We then went on to include an accurate summation algorithm (such as "Kahan" and "Neumaier" compensated sums). Now that we're doing the sums accurately, we wanted to see how it affected performance. There is typically a trade-off between speed and accuracy. However, by extracting even more performance out of QuestDB (see below for how we did it), we managed to compute accurate sums as fast as naive ones! Since comparisons to Clickhouse have been our most frequent question, we have run the numbers and the result is: 2x faster for summing 1bn doubles will nulls.

All of this is included in our new release 4.2.1

You can find our repository on GitHub. All your issues, pull-requests and stars are welcome 🙂.

How did we get there?

We used prefetch and co-routines techniques to pull data from RAM to cache in parallel with other CPU instructions. Our performance was previously limited by memory bandwidth - using these techniques would address this and allow us to compute accurate sums as fast as naive sums.

With the help of prefetch we implemented the fastest and most accurate summation we have ever tested - 68ms over 1bn double values with nulls (versus 139ms for Clickhouse). We believe this is a significant advance in terms of performance for accurate summations, and will help developers handling intensive computations with large datasets.

An introductory example of the problem with summing doubles.
A quick glance at floating points inaccuracies.
A presentation of the Kahan algorithm.
Our compensated sum implementation using SIMD instructions.
A benchmark versus Clickhouse for naive and accurate summation methods.

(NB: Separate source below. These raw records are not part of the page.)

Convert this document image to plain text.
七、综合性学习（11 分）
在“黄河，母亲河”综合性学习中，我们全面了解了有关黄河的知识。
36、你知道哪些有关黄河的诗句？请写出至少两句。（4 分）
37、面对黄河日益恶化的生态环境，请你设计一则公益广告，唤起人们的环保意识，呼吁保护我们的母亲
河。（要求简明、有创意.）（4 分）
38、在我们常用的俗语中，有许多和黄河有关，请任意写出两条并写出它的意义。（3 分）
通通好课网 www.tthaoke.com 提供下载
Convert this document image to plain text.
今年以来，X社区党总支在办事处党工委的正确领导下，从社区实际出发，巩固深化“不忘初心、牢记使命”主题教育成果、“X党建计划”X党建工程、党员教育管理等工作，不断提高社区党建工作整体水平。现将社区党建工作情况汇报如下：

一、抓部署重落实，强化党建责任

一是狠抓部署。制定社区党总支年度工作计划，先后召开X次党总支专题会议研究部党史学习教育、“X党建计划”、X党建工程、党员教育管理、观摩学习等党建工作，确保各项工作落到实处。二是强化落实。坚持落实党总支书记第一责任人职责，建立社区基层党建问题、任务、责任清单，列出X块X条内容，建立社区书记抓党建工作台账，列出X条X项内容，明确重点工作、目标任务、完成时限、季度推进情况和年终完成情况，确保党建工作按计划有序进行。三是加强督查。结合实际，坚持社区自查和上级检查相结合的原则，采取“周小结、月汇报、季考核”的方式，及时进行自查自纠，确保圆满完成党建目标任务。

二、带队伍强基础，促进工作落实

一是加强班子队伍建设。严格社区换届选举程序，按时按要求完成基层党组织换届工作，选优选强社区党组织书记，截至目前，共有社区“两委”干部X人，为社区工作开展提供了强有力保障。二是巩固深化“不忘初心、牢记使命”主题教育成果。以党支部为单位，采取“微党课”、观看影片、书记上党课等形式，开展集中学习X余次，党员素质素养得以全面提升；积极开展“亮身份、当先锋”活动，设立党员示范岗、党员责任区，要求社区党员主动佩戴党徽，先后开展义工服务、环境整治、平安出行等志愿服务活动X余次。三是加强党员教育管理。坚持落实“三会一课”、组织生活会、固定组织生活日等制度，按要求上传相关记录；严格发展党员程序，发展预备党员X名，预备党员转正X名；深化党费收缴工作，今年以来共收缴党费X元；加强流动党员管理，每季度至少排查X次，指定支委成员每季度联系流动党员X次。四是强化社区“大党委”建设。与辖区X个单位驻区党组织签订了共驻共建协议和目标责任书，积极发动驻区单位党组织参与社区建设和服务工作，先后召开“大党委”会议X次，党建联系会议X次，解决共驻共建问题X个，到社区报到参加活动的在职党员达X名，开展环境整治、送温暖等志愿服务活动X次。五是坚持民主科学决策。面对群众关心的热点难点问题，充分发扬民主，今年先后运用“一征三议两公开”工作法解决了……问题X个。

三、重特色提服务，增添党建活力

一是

How inaccurate floating-point operations occur

Before we dig in, some of you might wonder how an addition can be inaccurate as opposed to simply right or wrong.

CPUs are poor at dealing with floating-point values. Arithmetics are almost always wrong, with a worst-case error proportional to the number of operations n. As floating-point operations are intransitive, the order in which you perform them also has an impact on accuracy.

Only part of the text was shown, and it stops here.